Owners pursuing NR designation

July 2012:

Property listed as local landmark

January 16, 2012:

Whited Farmstead considered for local landmark status

History

In 1907 Kirk Whited relocated from Washington State to Central Oregon and built a house and barn just west of Redmond two years later. The house was built as a masonry vernacular bungalow, and the barn was constructed of dry stack masonry with board-and-batten siding within a gambrel roof. Whited was an amateur botanist, lawyer and farmer whose plant specimens, field notes and other botanical work grace universities and museums across the country. Although Whited had practiced botany in Washington, it was Central Oregon that captivated him from 1907 until the 1930s.

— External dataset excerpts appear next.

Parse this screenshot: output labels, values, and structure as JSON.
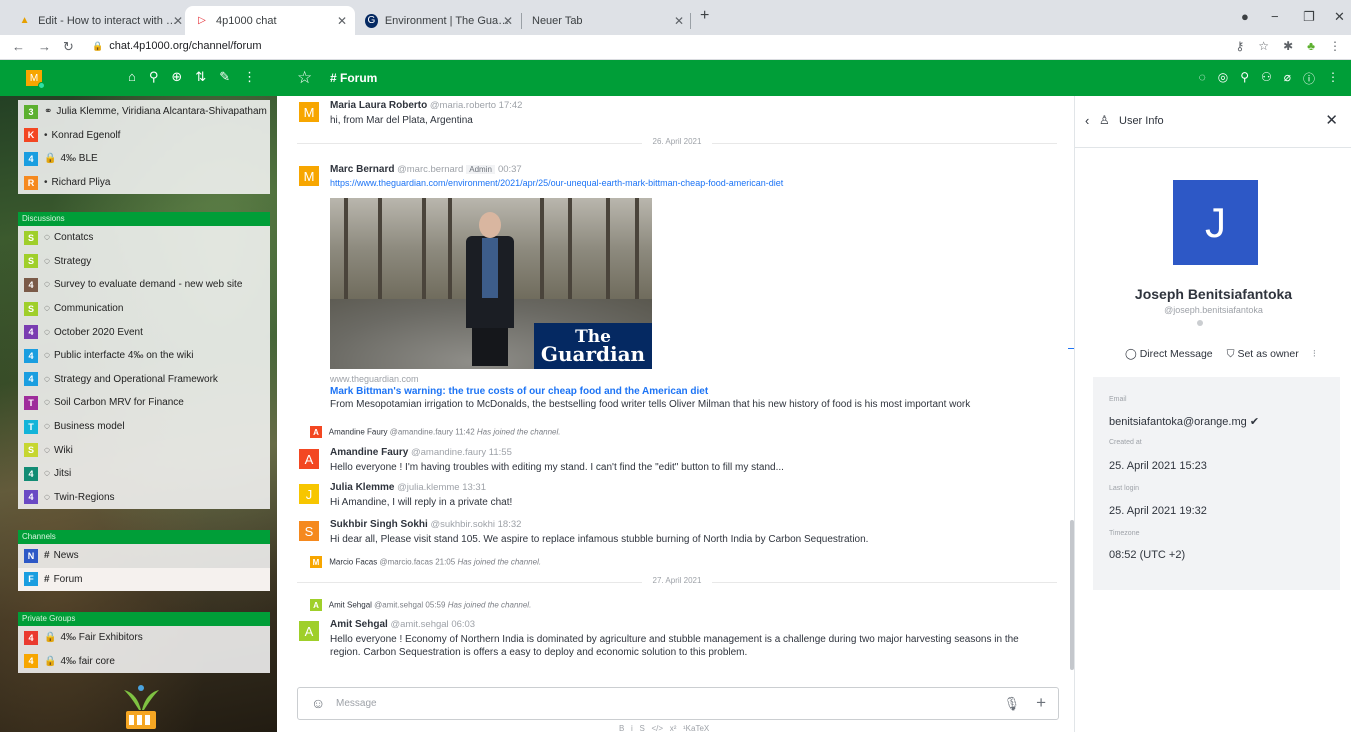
{
  "browser": {
    "tabs": [
      {
        "title": "Edit - How to interact with other",
        "active": false
      },
      {
        "title": "4p1000 chat",
        "active": true
      },
      {
        "title": "Environment | The Guardian",
        "active": false
      },
      {
        "title": "Neuer Tab",
        "active": false
      }
    ],
    "url": "chat.4p1000.org/channel/forum"
  },
  "sidebar": {
    "user_initial": "M",
    "direct": [
      {
        "badge": "3",
        "color": "#5cb02f",
        "icon": "👥",
        "label": "Julia Klemme, Viridiana Alcantara-Shivapatham"
      },
      {
        "badge": "K",
        "color": "#f34722",
        "icon": "•",
        "label": "Konrad Egenolf"
      },
      {
        "badge": "4",
        "color": "#1a9ee0",
        "icon": "🔒",
        "label": "4‰ BLE"
      },
      {
        "badge": "R",
        "color": "#f5891e",
        "icon": "•",
        "label": "Richard Pliya"
      }
    ],
    "discussions_header": "Discussions",
    "discussions": [
      {
        "badge": "S",
        "color": "#9fcf2a",
        "label": "Contatcs"
      },
      {
        "badge": "S",
        "color": "#9fcf2a",
        "label": "Strategy"
      },
      {
        "badge": "4",
        "color": "#7a5a48",
        "label": "Survey to evaluate demand - new web site"
      },
      {
        "badge": "S",
        "color": "#9fcf2a",
        "label": "Communication"
      },
      {
        "badge": "4",
        "color": "#7a3db1",
        "label": "October 2020 Event"
      },
      {
        "badge": "4",
        "color": "#1a9ee0",
        "label": "Public interfacte 4‰ on the wiki"
      },
      {
        "badge": "4",
        "color": "#1a9ee0",
        "label": "Strategy and Operational Framework"
      },
      {
        "badge": "T",
        "color": "#9e2c9b",
        "label": "Soil Carbon MRV for Finance"
      },
      {
        "badge": "T",
        "color": "#13b4d9",
        "label": "Business model"
      },
      {
        "badge": "S",
        "color": "#c6d630",
        "label": "Wiki"
      },
      {
        "badge": "4",
        "color": "#128c74",
        "label": "Jitsi"
      },
      {
        "badge": "4",
        "color": "#6a49c4",
        "label": "Twin-Regions"
      }
    ],
    "channels_header": "Channels",
    "channels": [
      {
        "badge": "N",
        "color": "#2d58c6",
        "label": "News"
      },
      {
        "badge": "F",
        "color": "#1a9ee0",
        "label": "Forum"
      }
    ],
    "private_header": "Private Groups",
    "private": [
      {
        "badge": "4",
        "color": "#ea3a2f",
        "label": "4‰ Fair Exhibitors"
      },
      {
        "badge": "4",
        "color": "#f7a600",
        "label": "4‰ fair core"
      }
    ]
  },
  "room": {
    "title": "# Forum"
  },
  "messages": {
    "m1": {
      "initial": "M",
      "name": "Maria Laura Roberto",
      "user": "@maria.roberto",
      "time": "17:42",
      "text": "hi, from Mar del Plata, Argentina"
    },
    "day1": "26. April 2021",
    "m2": {
      "initial": "M",
      "name": "Marc Bernard",
      "user": "@marc.bernard",
      "role": "Admin",
      "time": "00:37",
      "link": "https://www.theguardian.com/environment/2021/apr/25/our-unequal-earth-mark-bittman-cheap-food-american-diet"
    },
    "preview": {
      "logo_line1": "The",
      "logo_line2": "Guardian",
      "domain": "www.theguardian.com",
      "title": "Mark Bittman's warning: the true costs of our cheap food and the American diet",
      "desc": "From Mesopotamian irrigation to McDonalds, the bestselling food writer tells Oliver Milman that his new history of food is his most important work"
    },
    "s1": {
      "initial": "A",
      "name": "Amandine Faury",
      "user": "@amandine.faury",
      "time": "11:42",
      "text": "Has joined the channel."
    },
    "m3": {
      "initial": "A",
      "name": "Amandine Faury",
      "user": "@amandine.faury",
      "time": "11:55",
      "text": "Hello everyone ! I'm having troubles with editing my stand. I can't find the \"edit\" button to fill my stand..."
    },
    "m4": {
      "initial": "J",
      "name": "Julia Klemme",
      "user": "@julia.klemme",
      "time": "13:31",
      "text": "Hi Amandine, I will reply in a private chat!"
    },
    "m5": {
      "initial": "S",
      "name": "Sukhbir Singh Sokhi",
      "user": "@sukhbir.sokhi",
      "time": "18:32",
      "text": "Hi dear all, Please visit stand 105. We aspire to replace infamous stubble burning of North India by Carbon Sequestration."
    },
    "s2": {
      "initial": "M",
      "name": "Marcio Facas",
      "user": "@marcio.facas",
      "time": "21:05",
      "text": "Has joined the channel."
    },
    "day2": "27. April 2021",
    "s3": {
      "initial": "A",
      "name": "Amit Sehgal",
      "user": "@amit.sehgal",
      "time": "05:59",
      "text": "Has joined the channel."
    },
    "m6": {
      "initial": "A",
      "name": "Amit Sehgal",
      "user": "@amit.sehgal",
      "time": "06:03",
      "text1": "Hello everyone ! Economy of Northern India is dominated by agriculture and stubble management is a challenge during two major harvesting seasons in the",
      "text2": "region. Carbon Sequestration is offers a easy to deploy and economic solution to this problem."
    }
  },
  "composer": {
    "placeholder": "Message"
  },
  "user_info": {
    "header": "User Info",
    "initial": "J",
    "name": "Joseph Benitsiafantoka",
    "username": "@joseph.benitsiafantoka",
    "direct_message": "Direct Message",
    "set_owner": "Set as owner",
    "email_label": "Email",
    "email": "benitsiafantoka@orange.mg",
    "created_label": "Created at",
    "created": "25. April 2021 15:23",
    "login_label": "Last login",
    "login": "25. April 2021 19:32",
    "tz_label": "Timezone",
    "tz": "08:52 (UTC +2)"
  },
  "colors": {
    "brand_green": "#009e38",
    "link_blue": "#1d74f5"
  }
}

According to the Endangered Places nomination, “The architectural and aesthetic effects of natural and man made materials with simple elements come together to produce a complexity of light, space and texture. The use of stone connects the house to its landscape, bringing it into harmony with the natural environment. It seems the perfect home for Whited, a man fascinated by nature and his life committed to it.”

The Whited Farmstead was recently included in the Urban Growth Boundary and is literally across the street from stucco homes and two car garages. Although the barn is in need of some structural repairs, it is most in need of protection from the zealous development that is heading its way. Would Kirk Whited, the botanist, want sod and English ivy covering the farmstead?